Di dunia ini juga terdapat beberapa aliran/school of thoughts rajutan: US, UK & Jepang. Kemampuan untuk mengajarkan penerjemahan & pengaplikasian dari pola rajut adalah bentuk flexibility. Hal ini juga kemudian memudahkan proses lain seperti mendesain pola rajut sendiri.
Communication: Oral & Written
Jangkauan umur murid yang pernah saya ajar mulai dari 9 tahun hingga 60+ tahun. Banyaknya murid yang harus diajar dalam satu waktu pun beragam, dari yang privat 1 on 1 hingga ibu-ibu arisan berjumlah 30 orang.
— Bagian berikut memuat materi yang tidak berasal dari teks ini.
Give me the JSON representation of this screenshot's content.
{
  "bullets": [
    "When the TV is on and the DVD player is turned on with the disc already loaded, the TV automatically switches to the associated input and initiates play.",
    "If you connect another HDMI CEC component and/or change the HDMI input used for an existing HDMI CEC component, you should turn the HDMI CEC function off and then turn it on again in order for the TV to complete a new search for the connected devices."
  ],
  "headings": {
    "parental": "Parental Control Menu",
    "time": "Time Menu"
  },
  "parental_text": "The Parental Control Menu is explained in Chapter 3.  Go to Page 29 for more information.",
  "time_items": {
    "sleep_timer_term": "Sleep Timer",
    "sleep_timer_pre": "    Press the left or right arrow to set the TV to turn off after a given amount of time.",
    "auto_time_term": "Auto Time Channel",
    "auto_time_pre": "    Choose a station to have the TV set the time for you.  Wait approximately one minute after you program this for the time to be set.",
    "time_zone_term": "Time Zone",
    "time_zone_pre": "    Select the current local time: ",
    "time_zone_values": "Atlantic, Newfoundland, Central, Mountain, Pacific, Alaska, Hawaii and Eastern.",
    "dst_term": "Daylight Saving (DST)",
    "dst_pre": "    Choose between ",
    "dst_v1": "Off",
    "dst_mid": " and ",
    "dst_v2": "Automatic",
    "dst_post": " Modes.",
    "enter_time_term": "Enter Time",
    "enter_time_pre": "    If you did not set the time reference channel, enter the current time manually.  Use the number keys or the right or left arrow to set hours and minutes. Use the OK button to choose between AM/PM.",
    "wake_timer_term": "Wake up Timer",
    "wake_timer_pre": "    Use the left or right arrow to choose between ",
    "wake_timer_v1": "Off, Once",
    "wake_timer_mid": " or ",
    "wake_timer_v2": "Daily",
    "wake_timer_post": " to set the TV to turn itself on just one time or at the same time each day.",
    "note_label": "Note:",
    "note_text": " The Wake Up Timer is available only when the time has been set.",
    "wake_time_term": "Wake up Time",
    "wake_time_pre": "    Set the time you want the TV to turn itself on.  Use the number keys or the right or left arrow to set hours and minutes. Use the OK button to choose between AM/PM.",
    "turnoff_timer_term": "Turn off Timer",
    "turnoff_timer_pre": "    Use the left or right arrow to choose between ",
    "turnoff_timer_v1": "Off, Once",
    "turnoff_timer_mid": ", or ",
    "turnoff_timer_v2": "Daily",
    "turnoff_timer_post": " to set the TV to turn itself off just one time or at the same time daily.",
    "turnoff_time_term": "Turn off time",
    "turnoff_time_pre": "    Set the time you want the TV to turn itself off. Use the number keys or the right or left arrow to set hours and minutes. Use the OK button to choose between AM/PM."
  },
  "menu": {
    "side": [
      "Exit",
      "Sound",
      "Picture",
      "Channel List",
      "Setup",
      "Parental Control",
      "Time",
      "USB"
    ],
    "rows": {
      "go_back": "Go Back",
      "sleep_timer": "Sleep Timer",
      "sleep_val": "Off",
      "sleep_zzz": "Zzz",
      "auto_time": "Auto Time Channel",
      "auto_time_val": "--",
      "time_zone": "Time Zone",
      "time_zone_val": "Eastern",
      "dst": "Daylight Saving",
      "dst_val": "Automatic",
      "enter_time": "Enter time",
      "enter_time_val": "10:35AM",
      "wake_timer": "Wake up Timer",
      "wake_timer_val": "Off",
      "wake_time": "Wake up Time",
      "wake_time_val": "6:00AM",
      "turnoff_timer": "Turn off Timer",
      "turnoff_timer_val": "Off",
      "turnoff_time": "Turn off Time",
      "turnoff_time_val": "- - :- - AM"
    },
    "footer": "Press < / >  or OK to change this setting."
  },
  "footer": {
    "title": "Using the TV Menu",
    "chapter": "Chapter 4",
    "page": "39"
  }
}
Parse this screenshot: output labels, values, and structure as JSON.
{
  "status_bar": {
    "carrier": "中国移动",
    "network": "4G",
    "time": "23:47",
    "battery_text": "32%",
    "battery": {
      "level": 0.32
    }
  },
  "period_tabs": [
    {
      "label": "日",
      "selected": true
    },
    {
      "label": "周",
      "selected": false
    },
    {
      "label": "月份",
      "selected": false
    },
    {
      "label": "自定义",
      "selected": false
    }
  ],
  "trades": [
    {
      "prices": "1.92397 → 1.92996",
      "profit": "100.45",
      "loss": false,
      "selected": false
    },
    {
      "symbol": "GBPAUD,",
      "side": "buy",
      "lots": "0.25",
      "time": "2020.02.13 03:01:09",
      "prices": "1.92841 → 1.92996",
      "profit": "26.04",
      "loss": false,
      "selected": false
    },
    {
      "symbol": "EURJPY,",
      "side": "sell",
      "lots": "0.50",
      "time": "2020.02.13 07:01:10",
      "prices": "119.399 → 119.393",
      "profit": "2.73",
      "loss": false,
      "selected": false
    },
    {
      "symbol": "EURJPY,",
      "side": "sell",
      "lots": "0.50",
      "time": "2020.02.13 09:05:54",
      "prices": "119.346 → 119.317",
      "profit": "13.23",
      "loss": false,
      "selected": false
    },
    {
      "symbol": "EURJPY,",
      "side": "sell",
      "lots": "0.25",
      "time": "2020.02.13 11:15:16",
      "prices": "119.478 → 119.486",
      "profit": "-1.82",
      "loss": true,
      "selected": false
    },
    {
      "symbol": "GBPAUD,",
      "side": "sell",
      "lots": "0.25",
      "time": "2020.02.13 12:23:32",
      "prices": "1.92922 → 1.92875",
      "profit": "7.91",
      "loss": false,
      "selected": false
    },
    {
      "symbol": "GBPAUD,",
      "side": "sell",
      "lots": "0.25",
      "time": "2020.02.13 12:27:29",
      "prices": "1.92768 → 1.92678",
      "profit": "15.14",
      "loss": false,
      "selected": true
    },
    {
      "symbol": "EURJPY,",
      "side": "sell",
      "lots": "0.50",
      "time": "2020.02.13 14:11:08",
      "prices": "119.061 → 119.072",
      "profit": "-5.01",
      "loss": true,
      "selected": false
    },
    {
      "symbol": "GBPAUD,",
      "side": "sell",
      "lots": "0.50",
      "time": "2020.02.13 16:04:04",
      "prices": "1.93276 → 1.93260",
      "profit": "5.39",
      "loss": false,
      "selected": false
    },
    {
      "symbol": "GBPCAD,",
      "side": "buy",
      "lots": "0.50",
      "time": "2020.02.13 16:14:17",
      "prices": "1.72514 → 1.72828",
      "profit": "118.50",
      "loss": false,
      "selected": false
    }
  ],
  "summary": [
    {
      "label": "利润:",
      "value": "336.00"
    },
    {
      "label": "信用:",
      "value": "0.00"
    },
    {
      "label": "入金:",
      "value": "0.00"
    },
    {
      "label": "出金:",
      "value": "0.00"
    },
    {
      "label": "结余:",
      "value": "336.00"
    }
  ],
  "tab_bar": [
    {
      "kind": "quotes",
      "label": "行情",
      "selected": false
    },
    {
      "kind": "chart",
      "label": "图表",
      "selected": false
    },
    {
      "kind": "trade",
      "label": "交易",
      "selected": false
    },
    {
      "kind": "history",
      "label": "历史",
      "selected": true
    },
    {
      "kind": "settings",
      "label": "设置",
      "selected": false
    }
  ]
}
Menghadapi tiap murid, di tiap setting yang berbeda butuh pola komunikasi yang tak sama. Pun juga untuk menyiapkan materi yang melibatkan komunikasi tertulis. Hal-hal ini mengasah skill komunikasi tertulis maupun lisan, hingga public speaking yang dengan mudah bisa diaplikasi dalam kesempatan lain.
Community Handling: Organizing & Planning
Karena merajut masih diklasifikasikan sebagai hobi (dan bukan pekerjaan) di Indonesia, maka penetrasi yang paling mudah adalah dengan membentuk atau bergabung dengan komunitas. Dengan melakukan kegiatan secara terorganisir maka kehadiran/presence pun akan lebih tinggi dan dapat membuat publik tertarik. Di dalam berkomunitas skill untuk organizing & planning ditempa serta dipertajam, termasuk misalnya manajemen konflik & perencanaan event.
“Hanya” menjadi guru rajut ternyata juga memiliki transferable skill, ya? Meminjam kata-kata dari Steve Jobs:
“You can't connect the dots looking forward; you can only connect them looking backwards.”
Seringkali belum sadar bahwa kita telah collecting the dots selama ini. Ambil waktu sejenak untuk merefleksikan dengan seksama titik-titik yang telah kamu pelajari & kuasai. It’ll make sense.